Metabolizer phenotype frequencies and non-CYP gene allele frequencies were determined for this cohort, and our findings mirror those that have been estimated by others in the field.7 Applying the IDgenetix guided PharmD recommendations across this population would result in the elimination and/or replacement of one to three drugs in about 50% of the polypharmacy patient population tested.

Recommendations were primarily based on gene-drug interactions, with 27.6% comprised of CYP-related gene results (drug metabolism or PK), and 25.0% consisting of non-CYP genetic findings (drug mode of action or PD). Drug-drug interactions accounted for 22.4% of the findings (Figure 1). Among the drug-drug interactions, IDgenetix provided additional data to evaluate the risk of such interactions. For example, clopidogrel’s FDA drug label warns against co-administration with omeprazole because of its capacity to competitively inhibit conversion of clopidogrel to its active thiol metabolite by CYP2C19. This precaution takes on greater significance for CYP2C19 intermediate metabolizers who are more susceptible to this inhibition interaction as a consequence of both lower intrinsic metabolic activity and the resulting greater exposure to omeprazole.

Figure 1 Basis for therapeutic modification.

Using standard cost estimates (Model 1), the recommended drug regimen modifications would lead to annualized savings of US$81,972 for the study group, which equates to US$621 in annual savings per patient across the entire population analyzed.
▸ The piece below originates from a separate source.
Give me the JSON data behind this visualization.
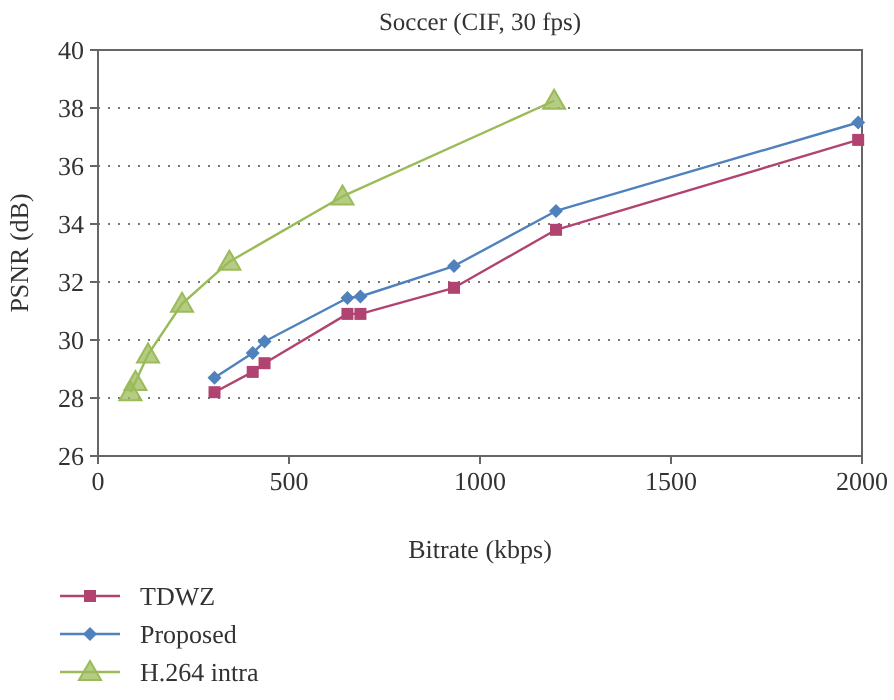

When we extrapolate these savings over a 2.5- or 3-year period to account for the average length of stay for these long-term care patients, we estimate a per patient savings of US$1,553 and US$1,863, respectively (Figure 2). The potential savings over the longer time period outweigh the cost of testing by more than two-fold. Figure 2 also breaks down the savings based on drug reduction and replacement/consolidation strategies. Cost savings were broadly analyzed by medical specialty. Psychotropic drug changes accounted for the largest savings by drug class, accounting for 61.3% of total savings. Neurology, cardiovascular, and urology medication changes accounted for 11.0%, 10.5%, and 8.1% of all savings respectively (Figure 3).

Figure 2 Average savings by category over 2–3 years.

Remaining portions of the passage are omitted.